As I focus mostly on (Japanese) detective fiction here, I don't often write about comics here. Well, of course, Conan and Kindaichi Shounen no Jikenbo are mentioned enough here and I might one day write about lesser known gems like Shoujo Tantei Kaneda no Jikenbo ("Girl Detective Kaneda Hajime's Casebook") or the almost Mythbusters-esque reversed-engineering hybrid-detective The Accidents, but I read enough manga that's not directly detective-related. One of my favorites is still Tezuka Osamu, who is probably on everyone's list (if you have any taste, that is). From his earlier works, to his full-blown series, from Astro Boy to Human Metamorphosis, I read everything. Which is also why Nikaidou Reito's Collector no Fushigi was so awesome. A detective about collectors of Tezuka Osamu manga? Now that I think about it, as series detective Mizuno Satoru is an otaku, would that mean that this novel could somehow bridge the gap between detective readers and manga readers?
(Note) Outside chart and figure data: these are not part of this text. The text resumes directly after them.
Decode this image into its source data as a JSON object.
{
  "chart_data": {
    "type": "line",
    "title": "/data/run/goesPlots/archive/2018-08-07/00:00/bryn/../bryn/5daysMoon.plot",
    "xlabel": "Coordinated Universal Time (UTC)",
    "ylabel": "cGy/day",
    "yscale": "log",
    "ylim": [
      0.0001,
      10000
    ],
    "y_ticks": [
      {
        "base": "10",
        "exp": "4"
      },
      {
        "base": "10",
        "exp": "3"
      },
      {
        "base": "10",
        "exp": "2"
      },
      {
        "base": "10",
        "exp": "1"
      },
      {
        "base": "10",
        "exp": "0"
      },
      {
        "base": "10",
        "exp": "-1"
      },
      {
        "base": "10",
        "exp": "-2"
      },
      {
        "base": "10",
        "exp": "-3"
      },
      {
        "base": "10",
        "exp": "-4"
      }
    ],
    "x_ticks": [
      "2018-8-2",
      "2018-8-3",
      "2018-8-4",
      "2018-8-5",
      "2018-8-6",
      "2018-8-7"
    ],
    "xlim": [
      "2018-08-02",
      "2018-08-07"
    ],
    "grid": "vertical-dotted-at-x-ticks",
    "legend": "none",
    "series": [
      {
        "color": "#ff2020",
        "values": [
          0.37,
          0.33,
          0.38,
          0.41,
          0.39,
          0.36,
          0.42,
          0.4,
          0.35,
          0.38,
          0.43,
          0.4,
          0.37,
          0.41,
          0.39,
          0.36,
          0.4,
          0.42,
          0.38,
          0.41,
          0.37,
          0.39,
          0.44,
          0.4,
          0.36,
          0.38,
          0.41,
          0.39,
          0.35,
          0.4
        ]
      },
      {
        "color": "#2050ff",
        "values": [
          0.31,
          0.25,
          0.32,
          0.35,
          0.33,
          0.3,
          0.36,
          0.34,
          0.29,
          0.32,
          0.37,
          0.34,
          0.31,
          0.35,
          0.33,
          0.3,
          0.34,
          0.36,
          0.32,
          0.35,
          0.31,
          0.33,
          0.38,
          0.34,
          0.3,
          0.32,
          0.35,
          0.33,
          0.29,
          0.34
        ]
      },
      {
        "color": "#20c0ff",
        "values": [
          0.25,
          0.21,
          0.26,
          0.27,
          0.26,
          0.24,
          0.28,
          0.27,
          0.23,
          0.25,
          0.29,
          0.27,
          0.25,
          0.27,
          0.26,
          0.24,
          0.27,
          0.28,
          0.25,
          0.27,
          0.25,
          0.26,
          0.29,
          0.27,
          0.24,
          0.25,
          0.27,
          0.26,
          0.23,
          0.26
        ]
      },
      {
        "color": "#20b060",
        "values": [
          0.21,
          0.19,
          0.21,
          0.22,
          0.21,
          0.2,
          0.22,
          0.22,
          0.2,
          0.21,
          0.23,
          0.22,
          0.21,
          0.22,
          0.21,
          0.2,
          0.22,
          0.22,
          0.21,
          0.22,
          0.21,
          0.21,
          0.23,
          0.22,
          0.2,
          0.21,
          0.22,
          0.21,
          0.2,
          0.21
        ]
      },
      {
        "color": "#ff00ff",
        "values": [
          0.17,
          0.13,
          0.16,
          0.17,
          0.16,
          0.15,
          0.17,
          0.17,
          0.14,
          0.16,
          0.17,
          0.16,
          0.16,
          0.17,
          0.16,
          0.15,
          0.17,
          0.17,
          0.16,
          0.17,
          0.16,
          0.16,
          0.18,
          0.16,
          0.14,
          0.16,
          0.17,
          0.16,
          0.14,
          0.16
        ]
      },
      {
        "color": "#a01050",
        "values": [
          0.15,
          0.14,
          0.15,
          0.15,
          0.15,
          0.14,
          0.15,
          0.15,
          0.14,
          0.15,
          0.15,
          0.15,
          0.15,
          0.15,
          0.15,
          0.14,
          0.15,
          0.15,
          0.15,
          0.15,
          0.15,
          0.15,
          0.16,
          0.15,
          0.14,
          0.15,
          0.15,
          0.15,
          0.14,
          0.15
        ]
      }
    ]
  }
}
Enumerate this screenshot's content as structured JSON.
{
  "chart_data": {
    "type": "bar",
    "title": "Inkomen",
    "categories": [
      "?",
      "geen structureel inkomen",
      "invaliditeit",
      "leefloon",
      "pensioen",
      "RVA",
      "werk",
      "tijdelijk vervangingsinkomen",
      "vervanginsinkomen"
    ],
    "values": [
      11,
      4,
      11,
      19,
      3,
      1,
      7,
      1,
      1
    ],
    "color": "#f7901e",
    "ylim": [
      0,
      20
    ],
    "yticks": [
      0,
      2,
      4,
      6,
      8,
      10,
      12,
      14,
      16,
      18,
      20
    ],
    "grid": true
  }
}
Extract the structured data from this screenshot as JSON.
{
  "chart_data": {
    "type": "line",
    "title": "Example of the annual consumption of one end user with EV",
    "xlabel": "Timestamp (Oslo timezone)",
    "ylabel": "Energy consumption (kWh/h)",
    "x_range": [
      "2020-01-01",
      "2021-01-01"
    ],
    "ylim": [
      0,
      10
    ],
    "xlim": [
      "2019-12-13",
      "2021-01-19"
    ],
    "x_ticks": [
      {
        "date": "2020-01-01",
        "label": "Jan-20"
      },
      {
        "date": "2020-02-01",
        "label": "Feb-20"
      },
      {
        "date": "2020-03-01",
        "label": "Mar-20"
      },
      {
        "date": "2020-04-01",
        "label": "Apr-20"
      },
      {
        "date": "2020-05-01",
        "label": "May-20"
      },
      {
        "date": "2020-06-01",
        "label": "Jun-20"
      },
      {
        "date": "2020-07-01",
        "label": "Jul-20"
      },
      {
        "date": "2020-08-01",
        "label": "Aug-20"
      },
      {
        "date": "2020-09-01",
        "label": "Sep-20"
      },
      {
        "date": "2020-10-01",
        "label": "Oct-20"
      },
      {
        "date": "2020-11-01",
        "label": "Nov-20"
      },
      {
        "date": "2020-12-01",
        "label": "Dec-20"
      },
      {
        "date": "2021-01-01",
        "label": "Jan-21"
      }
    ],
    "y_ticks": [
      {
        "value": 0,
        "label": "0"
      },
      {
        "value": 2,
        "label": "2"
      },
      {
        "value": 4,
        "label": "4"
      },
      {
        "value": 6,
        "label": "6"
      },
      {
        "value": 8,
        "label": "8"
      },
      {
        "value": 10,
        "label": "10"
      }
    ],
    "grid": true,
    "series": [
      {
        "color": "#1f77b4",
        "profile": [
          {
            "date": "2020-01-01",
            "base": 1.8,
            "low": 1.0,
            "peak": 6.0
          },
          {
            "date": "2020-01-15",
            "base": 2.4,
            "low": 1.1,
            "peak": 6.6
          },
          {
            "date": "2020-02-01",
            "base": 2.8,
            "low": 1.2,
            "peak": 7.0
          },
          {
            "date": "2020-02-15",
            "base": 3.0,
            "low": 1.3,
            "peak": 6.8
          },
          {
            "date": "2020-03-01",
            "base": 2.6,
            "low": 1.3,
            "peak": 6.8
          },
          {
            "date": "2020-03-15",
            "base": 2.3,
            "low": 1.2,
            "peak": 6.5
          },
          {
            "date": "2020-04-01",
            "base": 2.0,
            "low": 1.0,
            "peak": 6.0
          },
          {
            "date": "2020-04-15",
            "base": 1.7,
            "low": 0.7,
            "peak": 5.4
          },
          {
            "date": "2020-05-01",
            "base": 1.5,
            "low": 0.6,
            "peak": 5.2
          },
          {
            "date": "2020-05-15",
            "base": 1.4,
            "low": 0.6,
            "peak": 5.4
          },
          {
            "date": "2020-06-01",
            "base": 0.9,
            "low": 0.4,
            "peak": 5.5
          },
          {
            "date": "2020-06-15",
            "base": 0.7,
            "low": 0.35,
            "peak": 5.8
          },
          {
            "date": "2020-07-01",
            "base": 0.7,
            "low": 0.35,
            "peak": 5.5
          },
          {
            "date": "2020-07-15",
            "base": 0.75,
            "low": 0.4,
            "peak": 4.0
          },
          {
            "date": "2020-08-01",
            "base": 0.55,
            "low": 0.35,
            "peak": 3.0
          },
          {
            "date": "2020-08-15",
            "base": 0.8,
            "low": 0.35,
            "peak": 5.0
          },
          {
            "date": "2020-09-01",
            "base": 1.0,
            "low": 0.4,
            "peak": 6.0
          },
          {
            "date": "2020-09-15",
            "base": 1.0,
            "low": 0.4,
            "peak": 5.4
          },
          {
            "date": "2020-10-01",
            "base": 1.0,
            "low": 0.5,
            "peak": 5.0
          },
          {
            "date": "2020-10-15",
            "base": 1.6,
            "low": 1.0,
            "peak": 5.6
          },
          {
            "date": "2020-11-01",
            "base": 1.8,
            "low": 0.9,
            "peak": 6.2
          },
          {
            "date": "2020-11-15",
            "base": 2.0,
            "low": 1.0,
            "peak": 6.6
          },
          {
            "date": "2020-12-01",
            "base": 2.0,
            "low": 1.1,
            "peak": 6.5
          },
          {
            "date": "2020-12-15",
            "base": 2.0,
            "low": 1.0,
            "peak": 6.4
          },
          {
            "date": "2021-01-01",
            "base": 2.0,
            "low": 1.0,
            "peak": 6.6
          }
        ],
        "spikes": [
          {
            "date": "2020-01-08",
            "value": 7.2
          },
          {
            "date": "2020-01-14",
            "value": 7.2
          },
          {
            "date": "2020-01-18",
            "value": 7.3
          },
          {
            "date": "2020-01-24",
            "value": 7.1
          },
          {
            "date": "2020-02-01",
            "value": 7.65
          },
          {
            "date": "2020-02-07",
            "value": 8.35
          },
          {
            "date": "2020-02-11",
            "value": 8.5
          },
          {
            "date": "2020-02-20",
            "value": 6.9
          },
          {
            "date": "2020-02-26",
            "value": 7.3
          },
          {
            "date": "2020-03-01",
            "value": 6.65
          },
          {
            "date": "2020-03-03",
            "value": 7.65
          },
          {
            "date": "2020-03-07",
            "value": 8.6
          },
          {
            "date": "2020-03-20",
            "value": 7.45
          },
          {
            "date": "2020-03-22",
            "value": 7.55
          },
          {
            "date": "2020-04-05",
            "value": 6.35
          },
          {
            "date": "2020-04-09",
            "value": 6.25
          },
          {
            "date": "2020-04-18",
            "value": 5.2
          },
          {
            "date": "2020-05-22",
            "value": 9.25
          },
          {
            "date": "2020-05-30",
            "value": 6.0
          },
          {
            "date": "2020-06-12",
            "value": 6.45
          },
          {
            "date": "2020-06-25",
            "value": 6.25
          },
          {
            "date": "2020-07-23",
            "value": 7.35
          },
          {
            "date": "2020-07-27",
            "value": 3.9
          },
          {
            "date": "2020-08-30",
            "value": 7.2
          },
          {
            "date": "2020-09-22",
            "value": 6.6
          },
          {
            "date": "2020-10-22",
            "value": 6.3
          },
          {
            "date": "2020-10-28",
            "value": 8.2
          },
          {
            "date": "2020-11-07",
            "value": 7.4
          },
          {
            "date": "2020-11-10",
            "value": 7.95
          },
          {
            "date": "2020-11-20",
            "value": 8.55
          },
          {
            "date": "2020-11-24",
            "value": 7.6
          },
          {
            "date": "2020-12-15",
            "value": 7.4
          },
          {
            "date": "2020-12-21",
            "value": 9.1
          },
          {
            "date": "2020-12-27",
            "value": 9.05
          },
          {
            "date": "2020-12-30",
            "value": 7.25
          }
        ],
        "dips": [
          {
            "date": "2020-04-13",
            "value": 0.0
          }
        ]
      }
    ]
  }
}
I'm not going to summarize the stories, as the official Tezuka Osamu site has an absolutely excellent summary page for the series. So I don't see any need for me to try to write something that will turn out to be inferior anyway. I do have to say that my pocket edition doesn't have the final story (Incident of the House Spiders) included.
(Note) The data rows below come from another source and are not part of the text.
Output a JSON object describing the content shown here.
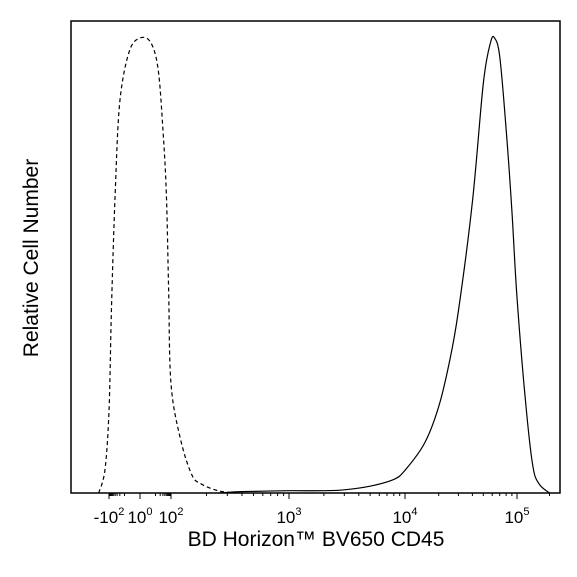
{
  "chart_data": {
    "type": "area",
    "title": "",
    "xlabel": "BD Horizon™ BV650 CD45",
    "ylabel": "Relative Cell Number",
    "x_scale": "biexponential",
    "xlim": [
      -400,
      250000
    ],
    "ylim": [
      0,
      1
    ],
    "grid": false,
    "legend": "none",
    "x_ticks": [
      {
        "value": -100,
        "base": "-10",
        "exp": "2"
      },
      {
        "value": 1,
        "base": "10",
        "exp": "0"
      },
      {
        "value": 100,
        "base": "10",
        "exp": "2"
      },
      {
        "value": 1000,
        "base": "10",
        "exp": "3"
      },
      {
        "value": 10000,
        "base": "10",
        "exp": "4"
      },
      {
        "value": 100000,
        "base": "10",
        "exp": "5"
      }
    ],
    "series": [
      {
        "style": "dashed",
        "color": "#000000",
        "x": [
          -200,
          -140,
          -100,
          -70,
          -40,
          -20,
          -5,
          0,
          5,
          15,
          30,
          50,
          70,
          100,
          120,
          150,
          180,
          250,
          350
        ],
        "y": [
          0.0,
          0.05,
          0.18,
          0.4,
          0.66,
          0.86,
          0.97,
          1.0,
          0.99,
          0.93,
          0.8,
          0.66,
          0.45,
          0.24,
          0.12,
          0.04,
          0.02,
          0.005,
          0.0
        ]
      },
      {
        "style": "solid",
        "color": "#000000",
        "x": [
          250,
          400,
          1000,
          2000,
          3000,
          5000,
          8000,
          10000,
          15000,
          20000,
          25000,
          30000,
          40000,
          50000,
          58000,
          63000,
          70000,
          80000,
          90000,
          100000,
          120000,
          140000,
          160000,
          200000
        ],
        "y": [
          0.0,
          0.003,
          0.005,
          0.005,
          0.007,
          0.015,
          0.03,
          0.05,
          0.11,
          0.19,
          0.29,
          0.4,
          0.64,
          0.9,
          0.99,
          1.0,
          0.96,
          0.8,
          0.62,
          0.43,
          0.2,
          0.06,
          0.02,
          0.0
        ]
      }
    ]
  }
}
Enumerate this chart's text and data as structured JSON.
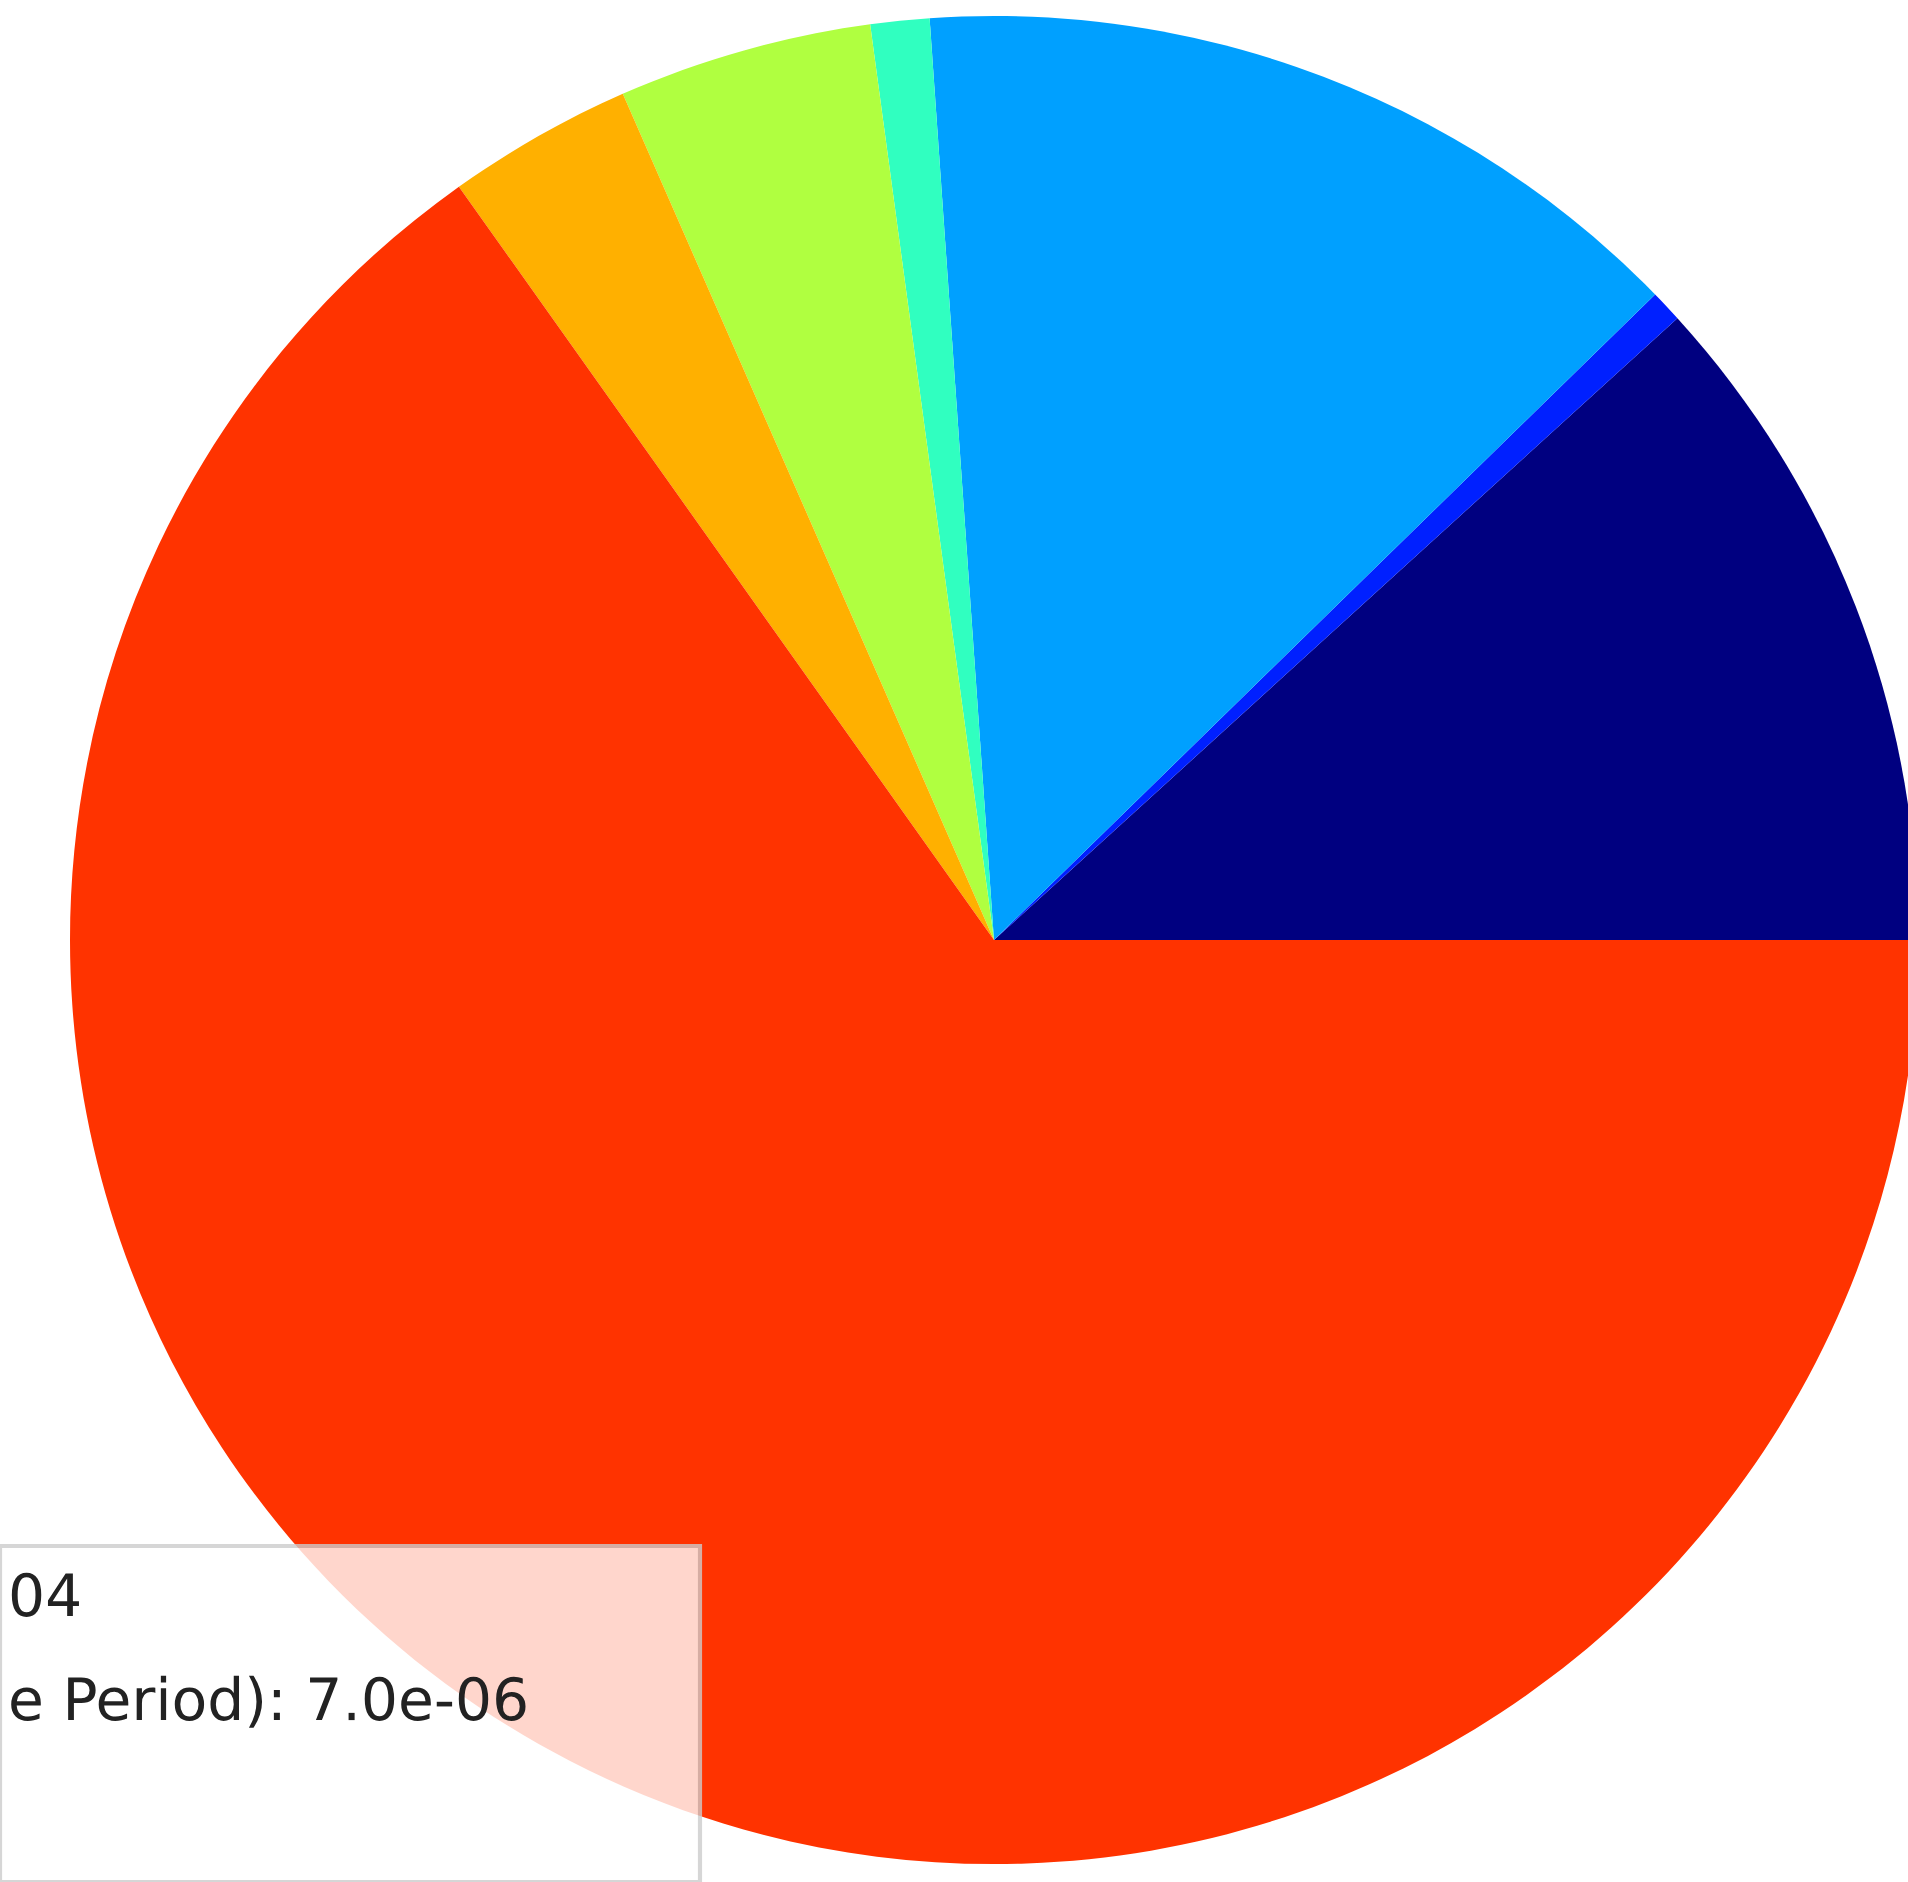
{
  "chart_data": {
    "type": "pie",
    "categories": [
      null,
      null,
      null,
      null,
      null,
      null,
      null
    ],
    "values": [
      11.75,
      0.56,
      13.8,
      1.03,
      4.44,
      3.25,
      65.17
    ],
    "colors": [
      "#000080",
      "#0020ff",
      "#00a0ff",
      "#30ffc0",
      "#b0ff40",
      "#ffb000",
      "#ff3300"
    ],
    "annotations": [
      "04",
      "e Period): 7.0e-06"
    ]
  }
}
The stories in form are a bit like Edogawa Rampo's Shounen Tantei Dan series. Which isn't too strange: the Shounen Tantei Dan series became really big after the war, so Ken-1 Tanteichou was released in a time when children's detective fiction was quite popular. Kenichi certainly reminds of young Kobayashi, as young capable detectives. Who carry guns (seriously, WHO ALLOWS THESE CHILDREN TO CARRY GUNS? IN JAPAN OF ALL PLACES?!). And their disguises. And the use of birds as partners. The Baker Street Irregulars were used because they didn't attract attention, but both Kenichi and Kobayashi are actually known all over Japan as great detectives and were clearly written as characters children could look up too. Kenichi also has his own nemesis in phantom thief Mouseboy, a master in disguises who reminds of certain other phantom thieves (more the latter than the former though).
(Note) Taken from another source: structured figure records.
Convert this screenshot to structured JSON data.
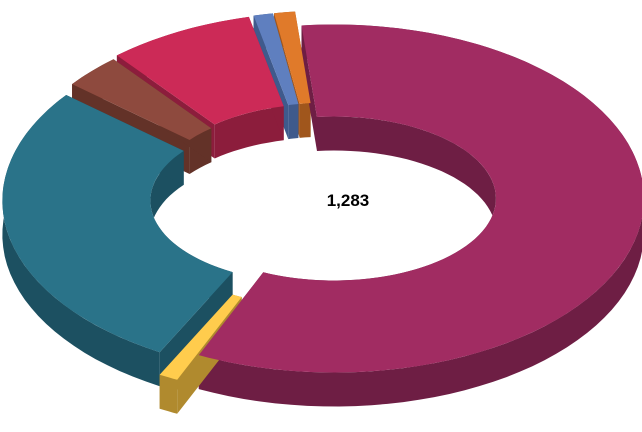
{
  "chart_data": {
    "type": "pie",
    "style": "3d-exploded-doughnut",
    "center_label": "1,283",
    "legend": "none",
    "slices": [
      {
        "value": 755,
        "color": "#A12C62",
        "side_color": "#6E1E44"
      },
      {
        "value": 13,
        "color": "#FFCC4D",
        "side_color": "#B08A2E"
      },
      {
        "value": 349,
        "color": "#2A7389",
        "side_color": "#1C5061"
      },
      {
        "value": 40,
        "color": "#8E4A3E",
        "side_color": "#633228"
      },
      {
        "value": 99,
        "color": "#CC2A57",
        "side_color": "#8C1D3C"
      },
      {
        "value": 13,
        "color": "#5F7FBF",
        "side_color": "#3F5A8C"
      },
      {
        "value": 14,
        "color": "#E07A2A",
        "side_color": "#A0561C"
      }
    ]
  }
}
Which for the most part is pretty boring for Tezuka's standards. Many pages that only have four or 6 big frames and practically nothing that would suggest that Tezuka would come up with brilliant framing like in Phoenix. Sometimes movie/cartoon-like effects are used, like when someone tumbling changes in an image of a airplane propellor turning, or (classic Tezuka) slapstick moments to break off the tension, but I would say that something like Crime & Punishment was way more experimental than this.
The series is pretty fun for someone interested in Tezuka's early adventure stories, but I don't recommend it to someone who got attracted to this manga just because of the word 'detective' in the title.